Perhaps the apparently incongruous remarks from Oracle president Mark Hurd foretell a shift in direction for his company. That was my thought when I read ReadWrite‘s piece, “Red Hat to Oracle: Have You Tried Free?” However, writer Matt Asay seems to see Hurd’s comments as either hypocritical or simply odd. What comments, you ask? Ah, let me back up.
Asay compares two posts that appeared on a LinkedIn blog platform a few weeks apart. The first, from Red Hat‘s CEO Jim Whitehurst, describes the way his company succeeds through the sale of affordable but valuable add-ons to open source projects. The key, he says, is creating an equation in which both customer and vendor benefit. We’re all for that.
Soon thereafter, Oracle’s Hurd contributed a post that appears to favor the open source approach by suggesting organizations adopt newer, cheaper technology. This despite the fact that his company seems to embody the very opposite of that concept. Asay explains:
“Hurd’s post is somewhat surreal. Basically, it reads like an anti-Oracle screed, talking up the need for CIOs to do more with less, talking down legacy enterprise apps and infrastructure, but conveniently overlooking the fact that it Oracle that dominates IT budgets—and not in a good way. He derides applications and their underlying infrastructure that are 20 years old (some of Oracle’s applications are 20 years old and its database is even older), insisting that ‘they require enormous funding to keep them fed and watered—and that’s why there’s nothing left over for innovation.’
“According to Gartner’s recently released vendor rating for Oracle, Hurd should know. The Redwood Shores giant gets positive marks for its technology, and improved ratings on support. The one area that it went from bad to worse? Pricing.”
Yes, that Gartner vendor rating also shows that—what with price increases, complex license metrics, and ballooning audits—dealing with Oracle gives IT buyers plenty of headaches. Asay cites those increased audits as evidence that the company is trying to get the most from existing contracts, probably because more businesses are indeed turning to newer, cheaper options. He also calls Hurd’s post “audacious” for suggesting that the cost of outdated systems is hampering businesses, since much of that legacy comes straight from Oracle. See the article for more of Asay’s analysis.

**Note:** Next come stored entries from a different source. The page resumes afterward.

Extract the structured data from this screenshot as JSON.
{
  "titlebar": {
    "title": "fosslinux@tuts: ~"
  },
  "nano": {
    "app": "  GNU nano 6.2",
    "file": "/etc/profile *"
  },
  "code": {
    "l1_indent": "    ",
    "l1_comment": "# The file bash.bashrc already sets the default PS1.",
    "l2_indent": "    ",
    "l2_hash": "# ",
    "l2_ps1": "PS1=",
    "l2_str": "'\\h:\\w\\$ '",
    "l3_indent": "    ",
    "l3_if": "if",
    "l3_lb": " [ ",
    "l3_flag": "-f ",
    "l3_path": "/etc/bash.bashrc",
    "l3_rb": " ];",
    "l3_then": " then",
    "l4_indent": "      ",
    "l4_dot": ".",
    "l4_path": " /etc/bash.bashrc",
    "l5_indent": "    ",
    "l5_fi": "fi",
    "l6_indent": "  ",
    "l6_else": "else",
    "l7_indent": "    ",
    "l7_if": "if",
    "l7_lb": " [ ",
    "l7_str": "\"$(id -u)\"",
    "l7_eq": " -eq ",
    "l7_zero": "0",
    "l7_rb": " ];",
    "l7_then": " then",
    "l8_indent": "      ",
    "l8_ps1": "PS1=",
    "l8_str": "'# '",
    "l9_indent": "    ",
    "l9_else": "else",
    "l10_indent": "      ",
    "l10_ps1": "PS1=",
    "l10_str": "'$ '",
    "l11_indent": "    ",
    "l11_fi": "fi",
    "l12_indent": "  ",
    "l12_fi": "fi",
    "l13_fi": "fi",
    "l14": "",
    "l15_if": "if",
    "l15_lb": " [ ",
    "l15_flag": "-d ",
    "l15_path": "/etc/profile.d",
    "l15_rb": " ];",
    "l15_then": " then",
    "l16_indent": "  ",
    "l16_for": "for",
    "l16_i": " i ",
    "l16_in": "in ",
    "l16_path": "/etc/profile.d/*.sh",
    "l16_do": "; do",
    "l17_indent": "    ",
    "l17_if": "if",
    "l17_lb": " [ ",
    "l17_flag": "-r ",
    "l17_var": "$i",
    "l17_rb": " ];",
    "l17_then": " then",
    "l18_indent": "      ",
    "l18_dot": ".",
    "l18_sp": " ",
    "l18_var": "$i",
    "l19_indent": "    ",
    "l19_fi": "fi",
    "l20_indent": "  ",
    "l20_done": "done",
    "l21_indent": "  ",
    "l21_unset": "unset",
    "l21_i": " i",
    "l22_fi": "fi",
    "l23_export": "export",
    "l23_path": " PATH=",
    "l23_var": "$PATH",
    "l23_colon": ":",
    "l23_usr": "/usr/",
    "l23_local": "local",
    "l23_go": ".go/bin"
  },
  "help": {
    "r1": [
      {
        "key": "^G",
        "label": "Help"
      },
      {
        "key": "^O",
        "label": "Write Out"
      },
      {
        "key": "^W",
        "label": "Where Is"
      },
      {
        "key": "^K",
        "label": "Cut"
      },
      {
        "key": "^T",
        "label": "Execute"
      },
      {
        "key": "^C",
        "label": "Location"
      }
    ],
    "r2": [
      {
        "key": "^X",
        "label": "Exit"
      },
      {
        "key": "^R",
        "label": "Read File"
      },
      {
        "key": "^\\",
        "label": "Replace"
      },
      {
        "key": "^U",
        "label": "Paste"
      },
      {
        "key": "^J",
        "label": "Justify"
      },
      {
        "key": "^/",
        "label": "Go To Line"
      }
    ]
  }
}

But what if Hurd is really signaling a change of course? Perhaps the company will embrace the open source model. If so, is it too late for Oracle to catch up to companies like Red Hat? Another burning question: will open source revenue now fund America’s Cup yachts?
Cynthia Murrell, September 29, 2013
Phi Beta Iota: This is real simple. Oracle, IBM, Google, Microsoft, all headed for a crash.